Kur'ân-ı Kerim şöyle buyuruyor: "En güzel isimler Allah'ındır."[191] Rivayetlerde Allah Tealâ için 99 isim kay­dedilmiştir ve bunlara Esma-i Hüsna denir. Allah'a bu isimlerle dua edenin duasının kabul olacağı belirtilmiştir.[192] Cevşen-i Kebir duasında Allah Tealâ'yı bin isim ve sıfatıyla çağırmaktayız.

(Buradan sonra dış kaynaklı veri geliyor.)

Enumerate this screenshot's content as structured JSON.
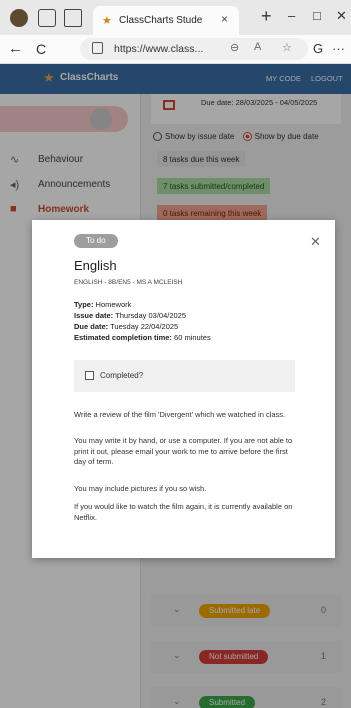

"Allah" kelimesinden sonra "Rahman" ve "Rahim" ke­limelerinin gelişi, insanın işlerine Allah'ın lütuf ve rah­metini umarak başlaması ve bütün ümit ve rahmetlerin kaynağının Allah Tealâ olduğunu bilmesi için bir şifre­dir.

İşe rahmet kelimesiyle başlamak, Allah Tealâ'ın esasen kullarına lütuf ve rahmetle davranmayı irade etti­ğini ve insana O'nun rahmet kaynağından istifade etme­sinin yakıştığını bildiren bir şifredir.

"Rahman" Allah'ın özel ismidir; çünkü sadece O'nun ismi kapsamlı ve süreklidir. Diğerlerinin ya rahmeti yoktur veya eğer varsa da kapsamlı değildir. Ayrıca di­ğerleri bir şey verecek olurlarsa onun karşılığında dün­yevî veya uhrevî bir mükâfat ummaktalar; saman verip süt almak isterler!

"er-Rahman" ve "er-Rahim" kelimeleri hakkında "er-Rahman'ir-Rahîm" ayetinin tefsirinde daha geniş bir şe­kilde bahsedeceğiz inşallah.

"el-Hamdu Lillahi Rabbil-âlemîn"

Her ne kadar "hamd, medh ve şükür" kelimeleri gö­rünüşte bir anlama geliyorsa da, ancak her birinin özel kullanım alanları vardır. Örneğin, "medh" kelimesi övgü anlamındadır; bu övgü ister yerinde yapılsın, ister yersiz ve dalkavuklukla yapılsın, ister kişinin sahip olduğu kemalattan dolayı olsun, ister korkudan veya bir şeye ta­mah ederek ya da kendini sevdirmek için olsun fark etmez.

"Şükür" kelimesi, diğerlerinden insana ulaşan bir hayır ve nimet karşılığında yapılan teşekkürdür. Fakat

"harnd" kelimesinde, övgü ve teşekkür dışında başka bir anlam daha var ki, o da tapınma anlamıdır. Övgü ve te­şekkür tapınma seviyesine ulaşırsa buna "hamd" denir. Dolayısıyla, diğerlerini methetmek ve onlara teşekkür etmek caiz olmasına rağmen, hamd Allah'a hastır; çünkü tapınma O'na hastır.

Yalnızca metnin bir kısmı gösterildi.